The woman and the water – answering the question "where did life," they both are at the origin. At the time of writing this watercolor, the artist creates the graphic series "Voices of silence", which opens etching "Beginning of life".
The maximum reflects the unity of women and the element of water: water lilies and a human embryo floating in a circle of light, connected by the umbilical cord with a flower. As "Wave", this print appeals to figurative and symbolic number of the divine and at the same time the natural aspect of a woman.

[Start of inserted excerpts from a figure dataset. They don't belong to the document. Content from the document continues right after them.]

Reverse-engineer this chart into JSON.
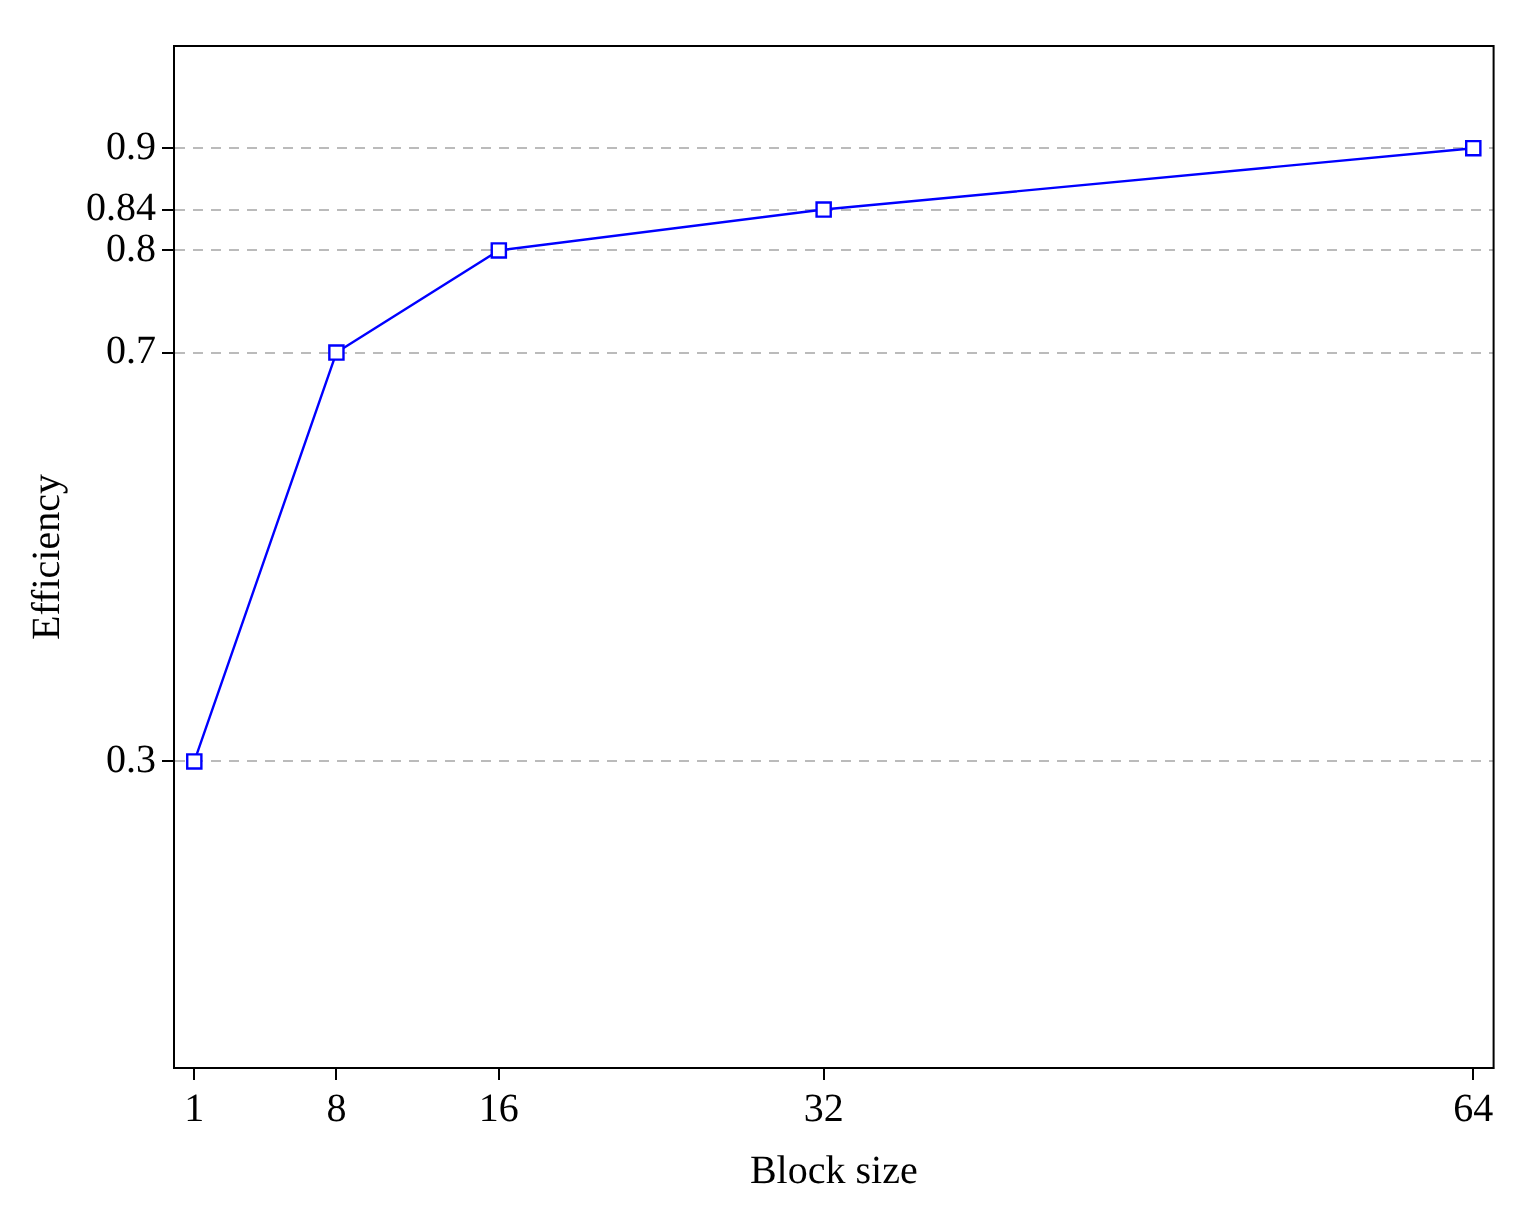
{
  "chart_data": {
    "type": "line",
    "xlabel": "Block size",
    "ylabel": "Efficiency",
    "x": [
      1,
      8,
      16,
      32,
      64
    ],
    "series": [
      {
        "color": "#0000ff",
        "values": [
          0.3,
          0.7,
          0.8,
          0.84,
          0.9
        ]
      }
    ],
    "xlim": [
      0,
      65
    ],
    "ylim": [
      0,
      1
    ],
    "xticks": [
      1,
      8,
      16,
      32,
      64
    ],
    "yticks": [
      0.3,
      0.7,
      0.8,
      0.84,
      0.9
    ],
    "grid": "y",
    "legend": false,
    "marker": "square",
    "line_style": "solid"
  }
}
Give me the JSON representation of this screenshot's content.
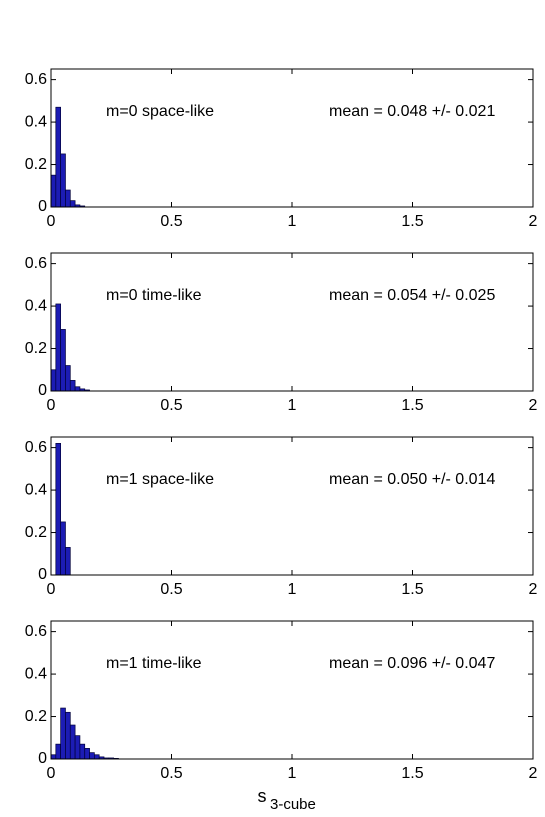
{
  "chart_data": [
    {
      "type": "histogram",
      "annotation": "m=0 space-like",
      "stat_text": "mean = 0.048 +/- 0.021",
      "bins": [
        0,
        0.02,
        0.04,
        0.06,
        0.08,
        0.1,
        0.12,
        0.14
      ],
      "values": [
        0.15,
        0.47,
        0.25,
        0.08,
        0.03,
        0.01,
        0.005
      ],
      "color": "#1c1cb4",
      "xlim": [
        0,
        2
      ],
      "xticks": [
        0,
        0.5,
        1,
        1.5,
        2
      ],
      "ylim": [
        0,
        0.65
      ],
      "yticks": [
        0,
        0.2,
        0.4,
        0.6
      ]
    },
    {
      "type": "histogram",
      "annotation": "m=0 time-like",
      "stat_text": "mean = 0.054 +/- 0.025",
      "bins": [
        0,
        0.02,
        0.04,
        0.06,
        0.08,
        0.1,
        0.12,
        0.14,
        0.16
      ],
      "values": [
        0.1,
        0.41,
        0.29,
        0.12,
        0.05,
        0.02,
        0.01,
        0.005
      ],
      "color": "#1c1cb4",
      "xlim": [
        0,
        2
      ],
      "xticks": [
        0,
        0.5,
        1,
        1.5,
        2
      ],
      "ylim": [
        0,
        0.65
      ],
      "yticks": [
        0,
        0.2,
        0.4,
        0.6
      ]
    },
    {
      "type": "histogram",
      "annotation": "m=1 space-like",
      "stat_text": "mean = 0.050 +/- 0.014",
      "bins": [
        0.02,
        0.04,
        0.06,
        0.08
      ],
      "values": [
        0.62,
        0.25,
        0.13
      ],
      "color": "#1c1cb4",
      "xlim": [
        0,
        2
      ],
      "xticks": [
        0,
        0.5,
        1,
        1.5,
        2
      ],
      "ylim": [
        0,
        0.65
      ],
      "yticks": [
        0,
        0.2,
        0.4,
        0.6
      ]
    },
    {
      "type": "histogram",
      "annotation": "m=1 time-like",
      "stat_text": "mean = 0.096 +/- 0.047",
      "bins": [
        0,
        0.02,
        0.04,
        0.06,
        0.08,
        0.1,
        0.12,
        0.14,
        0.16,
        0.18,
        0.2,
        0.22,
        0.24,
        0.26,
        0.28
      ],
      "values": [
        0.02,
        0.07,
        0.24,
        0.22,
        0.16,
        0.11,
        0.07,
        0.05,
        0.03,
        0.02,
        0.01,
        0.005,
        0.005,
        0.003
      ],
      "color": "#1c1cb4",
      "xlim": [
        0,
        2
      ],
      "xticks": [
        0,
        0.5,
        1,
        1.5,
        2
      ],
      "ylim": [
        0,
        0.65
      ],
      "yticks": [
        0,
        0.2,
        0.4,
        0.6
      ],
      "xlabel": "s",
      "xlabel_subscript": "3-cube"
    }
  ]
}
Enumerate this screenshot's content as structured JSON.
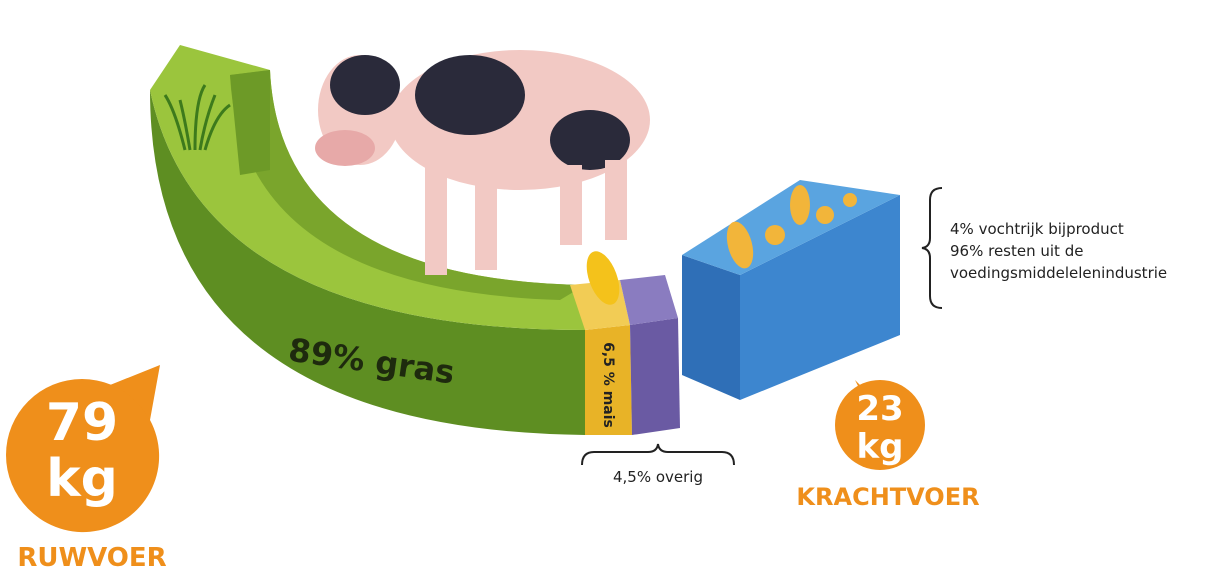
{
  "ruwvoer": {
    "amount": "79",
    "unit": "kg",
    "label": "RUWVOER",
    "segments": [
      {
        "label": "89% gras"
      },
      {
        "label": "6,5 % mais"
      },
      {
        "label": "4,5% overig"
      }
    ]
  },
  "krachtvoer": {
    "amount": "23",
    "unit": "kg",
    "label": "KRACHTVOER",
    "notes": [
      "4% vochtrijk bijproduct",
      "96% resten uit de",
      "voedingsmiddelelenindustrie"
    ]
  }
}
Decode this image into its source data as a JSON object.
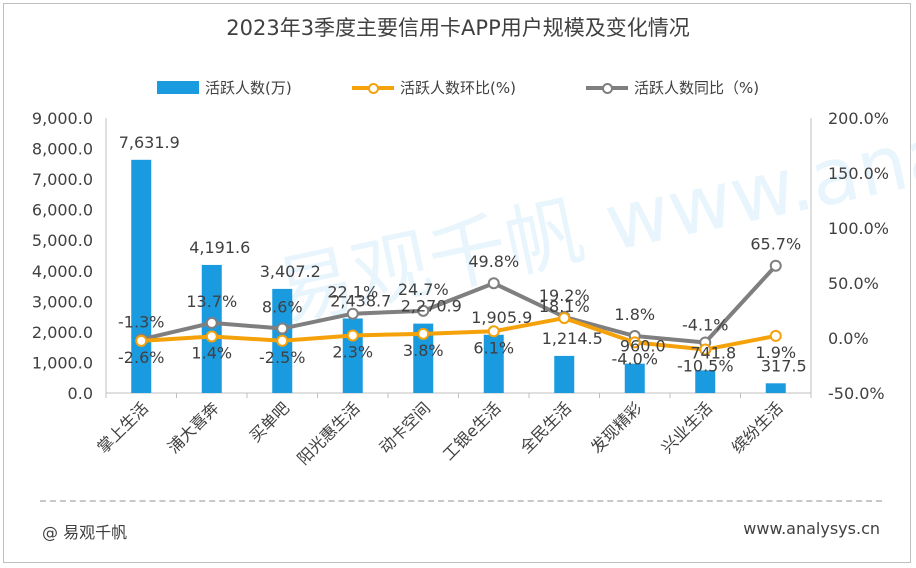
{
  "title": "2023年3季度主要信用卡APP用户规模及变化情况",
  "legend": {
    "bar": "活跃人数(万)",
    "mom": "活跃人数环比(%)",
    "yoy": "活跃人数同比（%)"
  },
  "footer": {
    "brand": "@ 易观千帆",
    "url": "www.analysys.cn"
  },
  "watermark": "易观千帆 www.analysys.cn",
  "colors": {
    "bar": "#1a9be0",
    "mom": "#f5a10a",
    "yoy": "#7f7f7f"
  },
  "chart_data": {
    "type": "bar",
    "categories": [
      "掌上生活",
      "浦大喜奔",
      "买单吧",
      "阳光惠生活",
      "动卡空间",
      "工银e生活",
      "全民生活",
      "发现精彩",
      "兴业生活",
      "缤纷生活"
    ],
    "series": [
      {
        "name": "活跃人数(万)",
        "type": "bar",
        "axis": "left",
        "values": [
          7631.9,
          4191.6,
          3407.2,
          2438.7,
          2270.9,
          1905.9,
          1214.5,
          960.0,
          741.8,
          317.5
        ],
        "labels": [
          "7,631.9",
          "4,191.6",
          "3,407.2",
          "2,438.7",
          "2,270.9",
          "1,905.9",
          "1,214.5",
          "960.0",
          "741.8",
          "317.5"
        ]
      },
      {
        "name": "活跃人数环比(%)",
        "type": "line",
        "axis": "right",
        "values": [
          -2.6,
          1.4,
          -2.5,
          2.3,
          3.8,
          6.1,
          18.1,
          -4.0,
          -10.5,
          1.9
        ],
        "labels": [
          "-2.6%",
          "1.4%",
          "-2.5%",
          "2.3%",
          "3.8%",
          "6.1%",
          "18.1%",
          "-4.0%",
          "-10.5%",
          "1.9%"
        ]
      },
      {
        "name": "活跃人数同比（%)",
        "type": "line",
        "axis": "right",
        "values": [
          -1.3,
          13.7,
          8.6,
          22.1,
          24.7,
          49.8,
          19.2,
          1.8,
          -4.1,
          65.7
        ],
        "labels": [
          "-1.3%",
          "13.7%",
          "8.6%",
          "22.1%",
          "24.7%",
          "49.8%",
          "19.2%",
          "1.8%",
          "-4.1%",
          "65.7%"
        ]
      }
    ],
    "ylim_left": [
      0,
      9000
    ],
    "yticks_left": [
      "0.0",
      "1,000.0",
      "2,000.0",
      "3,000.0",
      "4,000.0",
      "5,000.0",
      "6,000.0",
      "7,000.0",
      "8,000.0",
      "9,000.0"
    ],
    "ylim_right": [
      -50,
      200
    ],
    "yticks_right": [
      "-50.0%",
      "0.0%",
      "50.0%",
      "100.0%",
      "150.0%",
      "200.0%"
    ],
    "grid": false,
    "legend_position": "top"
  }
}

František Kupka spent my whole life trying to solve the problem of the connection of the visible and the unknowable, to realize "eternal cosmic movement". Later, he will do it through abstract paintings, and the painting "Wave" solves the problem by matching female character and a natural element. Flying Seagull in the sky creates a kind of hierarchy, like in cosmic energy (do not forget that the Kupka adolescence was spiritualistic society and lifelong interest in spirituality).

What "wanted to say an artist"? Perhaps everything at once, because these interpretations complement each other. And the unity of nature and women, and between man and nature, and the fragile vs powerful, and sexual desire, and the unity of cosmic and earth energies.